There will be two performances of this musically adroit and side-splittingly funny duo, on September 21 and 22, 8:00 PM, in the auditorium of the historic Ebenezer Lutheran Church, 1650 W. Foster, on Chicago's northside.
Tickets are available at https://www.brownpapertickets.com/event/3577726
Transgressive Theatre-Opera will continue their season with a transgressive twist on Rossini's comic masterpiece, Count Ory.
While Count Ory is considered a comic opera, Rossini's writing stretches the boundaries of the opéra comique genre with its sung dialogue and musical forms considered inappropriately loquacious at its premiere. Transgressive Theatre-Opera's new English translation, transporting the story to a more contemporary time and a new location, turns the recitatives into sparkling dialogue, and adds a secondary love-couple, a format that would have excited Rossini's first audience, and will do the same for ours!

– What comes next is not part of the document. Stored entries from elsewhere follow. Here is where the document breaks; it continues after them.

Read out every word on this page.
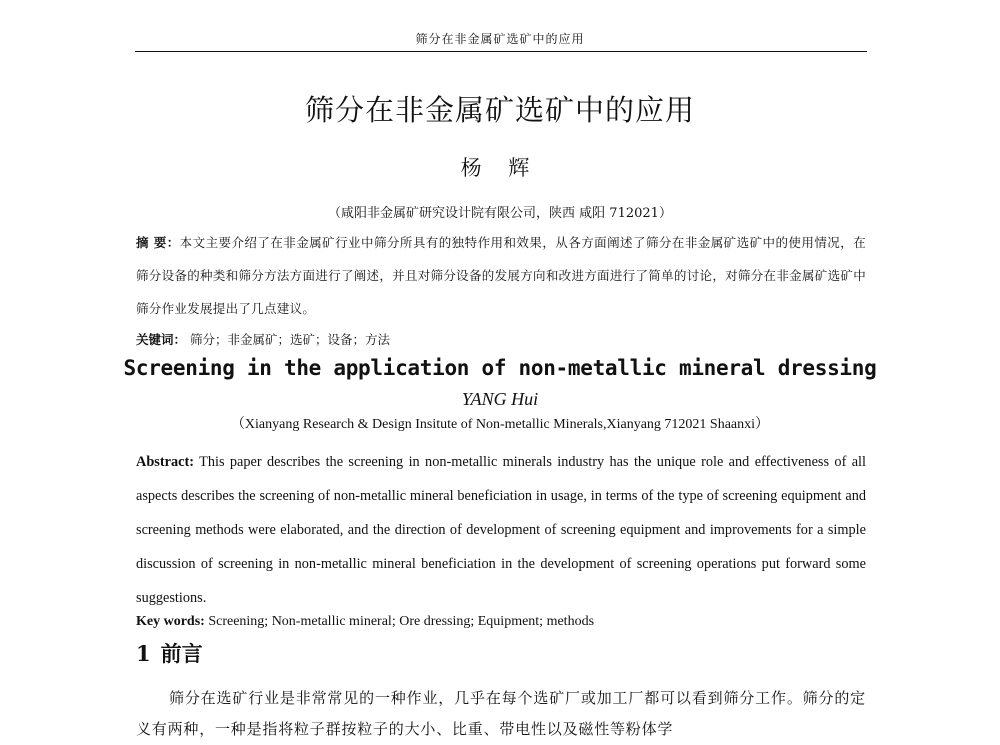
筛分在非金属矿选矿中的应用
筛分在非金属矿选矿中的应用
杨 辉
（咸阳非金属矿研究设计院有限公司，陕西 咸阳 712021）
摘 要：本文主要介绍了在非金属矿行业中筛分所具有的独特作用和效果，从各方面阐述了筛分在非金属矿选矿中的使用情况，在筛分设备的种类和筛分方法方面进行了阐述，并且对筛分设备的发展方向和改进方面进行了简单的讨论，对筛分在非金属矿选矿中筛分作业发展提出了几点建议。
关键词： 筛分；非金属矿；选矿；设备；方法
Screening in the application of non-metallic mineral dressing
YANG Hui
（Xianyang Research & Design Insitute of Non-metallic Minerals,Xianyang 712021 Shaanxi）
Abstract: This paper describes the screening in non-metallic minerals industry has the unique role and effectiveness of all aspects describes the screening of non-metallic mineral beneficiation in usage, in terms of the type of screening equipment and screening methods were elaborated, and the direction of development of screening equipment and improvements for a simple discussion of screening in non-metallic mineral beneficiation in the development of screening operations put forward some suggestions.
Key words: Screening; Non-metallic mineral; Ore dressing; Equipment; methods
1 前言
筛分在选矿行业是非常常见的一种作业，几乎在每个选矿厂或加工厂都可以看到筛分工作。筛分的定义有两种，一种是指将粒子群按粒子的大小、比重、带电性以及磁性等粉体学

Count Ory will also play in the auditorium space of Ebenezer Lutheran Church, on March 22 and 23, 2019. Max Hosmer will sing the titular tenor, withMary Lutz Govertsen as Countess, Brittany Jeffery in the trouser role of Isolier, Kota Terrace as Tutor, and Noah Gartner as Raimbaud.

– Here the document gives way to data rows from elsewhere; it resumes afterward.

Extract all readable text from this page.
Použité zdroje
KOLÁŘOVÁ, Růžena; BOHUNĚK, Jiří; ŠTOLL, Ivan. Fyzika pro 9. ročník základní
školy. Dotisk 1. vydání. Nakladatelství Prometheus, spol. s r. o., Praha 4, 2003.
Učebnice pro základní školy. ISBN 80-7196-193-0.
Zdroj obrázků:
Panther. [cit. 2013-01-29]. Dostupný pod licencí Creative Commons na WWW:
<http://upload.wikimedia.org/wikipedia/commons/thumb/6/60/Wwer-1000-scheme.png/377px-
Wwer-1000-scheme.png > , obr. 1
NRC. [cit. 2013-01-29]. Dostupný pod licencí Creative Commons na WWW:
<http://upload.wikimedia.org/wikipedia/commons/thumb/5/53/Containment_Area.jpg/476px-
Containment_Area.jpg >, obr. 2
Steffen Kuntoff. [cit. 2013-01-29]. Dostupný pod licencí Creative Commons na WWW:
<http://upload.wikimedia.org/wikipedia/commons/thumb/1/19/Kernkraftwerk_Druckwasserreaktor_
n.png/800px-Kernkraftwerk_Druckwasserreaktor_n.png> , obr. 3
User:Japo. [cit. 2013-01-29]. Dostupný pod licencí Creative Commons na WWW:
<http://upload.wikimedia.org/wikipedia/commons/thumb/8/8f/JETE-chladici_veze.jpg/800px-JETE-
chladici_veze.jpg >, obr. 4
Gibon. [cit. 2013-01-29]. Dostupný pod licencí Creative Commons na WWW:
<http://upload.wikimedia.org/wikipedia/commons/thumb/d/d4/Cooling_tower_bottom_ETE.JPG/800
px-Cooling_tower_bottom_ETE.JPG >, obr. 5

Transgressive Theatre-Opera closes its 2018/2019 season the following weekend with a concert entitled, Letters of Love and Subterfuge. Along with some cast members from their production of Count Ory, Transgressive will invite guest artists both familiar to their audiences from past productions along with some new faces and voices to explore the lyric theatre's fascination with letters and legal documents. The second-half of the program will be Act II of Mozart's letter-and-document fulsome, Le Nozze di Figaro, sung in the original language. This is Transgressive Theatre-Opera's first foray outside the English language, for which our audiences have clamored, and brings great anticipation to all sides of TT-O's production table. In the Le Nozze portion of the program, Mary Lutz Govertsen will sing The Countess, Noah Gartner The Count, and Brittany Jeffery will remain in pants for the trouser role of the page, Cherubino. Kota Terrace is cast as Bartolo, and Jori Jennings sings Marcellina.